Pemerintah AS bahkan dikabarkan mulai melonggarkan tuntutan terkait pembongkaran rudal balistik Iran, meskipun hal ini memicu kekhawatiran mendalam bagi Israel dan negara-negara Arab di kawasan Teluk.

Hambatan terbesar saat ini adalah tuntutan Iran yang mengaitkan damai Selat Hormuz dengan keharusan Israel menghentikan gempuran terhadap Hizbullah di Libanon.

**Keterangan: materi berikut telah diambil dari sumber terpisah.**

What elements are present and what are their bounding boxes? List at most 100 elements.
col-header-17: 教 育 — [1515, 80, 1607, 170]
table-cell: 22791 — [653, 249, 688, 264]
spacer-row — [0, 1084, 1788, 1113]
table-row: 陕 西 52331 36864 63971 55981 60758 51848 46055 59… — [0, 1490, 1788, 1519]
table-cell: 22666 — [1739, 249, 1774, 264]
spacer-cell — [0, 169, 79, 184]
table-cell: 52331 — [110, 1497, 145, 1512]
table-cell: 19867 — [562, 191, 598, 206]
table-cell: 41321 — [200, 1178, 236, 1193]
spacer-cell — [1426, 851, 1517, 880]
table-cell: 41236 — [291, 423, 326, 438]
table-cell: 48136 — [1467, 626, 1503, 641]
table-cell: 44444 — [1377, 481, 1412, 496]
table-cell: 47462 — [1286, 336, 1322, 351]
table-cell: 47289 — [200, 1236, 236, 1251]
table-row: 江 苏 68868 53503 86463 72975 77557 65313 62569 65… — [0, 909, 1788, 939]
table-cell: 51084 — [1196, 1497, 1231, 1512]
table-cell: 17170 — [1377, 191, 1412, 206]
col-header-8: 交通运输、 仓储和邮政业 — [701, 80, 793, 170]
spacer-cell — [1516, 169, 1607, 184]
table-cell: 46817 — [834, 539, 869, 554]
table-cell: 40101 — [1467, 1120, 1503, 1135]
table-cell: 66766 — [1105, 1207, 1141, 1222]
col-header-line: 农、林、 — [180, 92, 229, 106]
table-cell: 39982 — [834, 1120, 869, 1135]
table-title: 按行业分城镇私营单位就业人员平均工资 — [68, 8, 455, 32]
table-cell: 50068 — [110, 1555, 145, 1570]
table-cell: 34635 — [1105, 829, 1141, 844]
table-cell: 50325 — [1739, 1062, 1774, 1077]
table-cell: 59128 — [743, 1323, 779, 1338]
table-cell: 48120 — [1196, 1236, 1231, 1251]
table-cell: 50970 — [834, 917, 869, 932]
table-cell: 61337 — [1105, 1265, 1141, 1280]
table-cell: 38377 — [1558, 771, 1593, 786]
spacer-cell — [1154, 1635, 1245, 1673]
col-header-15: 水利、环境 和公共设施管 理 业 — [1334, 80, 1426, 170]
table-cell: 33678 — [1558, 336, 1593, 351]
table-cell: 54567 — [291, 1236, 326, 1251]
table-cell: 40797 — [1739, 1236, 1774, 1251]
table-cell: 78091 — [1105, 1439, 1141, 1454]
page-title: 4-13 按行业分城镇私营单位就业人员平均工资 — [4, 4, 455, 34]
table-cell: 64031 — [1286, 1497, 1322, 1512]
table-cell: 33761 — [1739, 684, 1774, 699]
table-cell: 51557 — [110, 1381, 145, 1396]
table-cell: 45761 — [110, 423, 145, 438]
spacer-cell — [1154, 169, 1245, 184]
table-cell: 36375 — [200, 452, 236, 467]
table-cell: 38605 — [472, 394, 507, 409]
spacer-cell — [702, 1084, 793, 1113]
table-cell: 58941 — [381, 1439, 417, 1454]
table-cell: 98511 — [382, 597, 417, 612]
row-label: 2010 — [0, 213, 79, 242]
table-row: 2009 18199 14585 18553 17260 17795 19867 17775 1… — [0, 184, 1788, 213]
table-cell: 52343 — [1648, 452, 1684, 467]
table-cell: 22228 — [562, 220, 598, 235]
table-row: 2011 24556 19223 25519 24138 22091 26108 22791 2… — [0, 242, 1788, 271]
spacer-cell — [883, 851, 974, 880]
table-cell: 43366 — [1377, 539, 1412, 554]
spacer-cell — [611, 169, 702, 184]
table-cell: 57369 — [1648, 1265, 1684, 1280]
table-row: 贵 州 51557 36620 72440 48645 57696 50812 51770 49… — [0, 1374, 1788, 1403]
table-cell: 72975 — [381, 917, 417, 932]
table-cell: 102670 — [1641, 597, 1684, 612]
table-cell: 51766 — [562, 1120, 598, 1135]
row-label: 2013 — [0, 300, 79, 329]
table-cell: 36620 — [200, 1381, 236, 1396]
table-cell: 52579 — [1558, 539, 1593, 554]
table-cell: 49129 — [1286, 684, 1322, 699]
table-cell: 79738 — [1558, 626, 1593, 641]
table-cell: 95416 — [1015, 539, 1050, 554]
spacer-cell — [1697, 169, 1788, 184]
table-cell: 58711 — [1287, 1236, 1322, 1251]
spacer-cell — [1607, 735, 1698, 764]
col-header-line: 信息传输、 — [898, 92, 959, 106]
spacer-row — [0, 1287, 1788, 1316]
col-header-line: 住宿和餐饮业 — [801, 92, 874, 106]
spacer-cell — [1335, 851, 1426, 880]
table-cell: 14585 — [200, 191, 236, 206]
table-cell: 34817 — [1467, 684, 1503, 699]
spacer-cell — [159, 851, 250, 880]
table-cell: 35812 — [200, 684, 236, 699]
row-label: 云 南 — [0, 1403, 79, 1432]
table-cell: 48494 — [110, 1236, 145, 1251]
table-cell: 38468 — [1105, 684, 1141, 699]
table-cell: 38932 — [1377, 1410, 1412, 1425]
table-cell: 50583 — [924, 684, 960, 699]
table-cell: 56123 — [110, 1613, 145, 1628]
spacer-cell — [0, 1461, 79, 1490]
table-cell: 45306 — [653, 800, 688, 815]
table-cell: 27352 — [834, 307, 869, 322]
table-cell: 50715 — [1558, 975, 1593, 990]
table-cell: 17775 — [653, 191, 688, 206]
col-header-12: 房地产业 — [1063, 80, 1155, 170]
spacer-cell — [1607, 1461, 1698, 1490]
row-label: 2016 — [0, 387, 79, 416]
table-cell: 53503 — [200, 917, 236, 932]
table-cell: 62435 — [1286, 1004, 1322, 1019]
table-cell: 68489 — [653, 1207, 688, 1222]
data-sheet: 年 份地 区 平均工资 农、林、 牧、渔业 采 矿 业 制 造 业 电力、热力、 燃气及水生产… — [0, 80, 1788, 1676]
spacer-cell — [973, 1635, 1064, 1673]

Trump sendiri mulai melunak dan mendesak Israel untuk menahan diri dari membombardir kota Beirut, karena khawatir eskalasi di Libanon dapat merusak meja perundingan Selat Hormuz.

Sebagai langkah awal, Iran menegaskan pencairan dana beku sebesar USD 12 miliar harus dieksekusi terlebih dahulu sebelum langkah diplomasi lainnya berjalan. Namun, langkah ini rentan mengundang kritik domestik bagi Trump karena dianggap meniru kebijakan mantan Presiden Barack Obama pada tahun 2015 silam.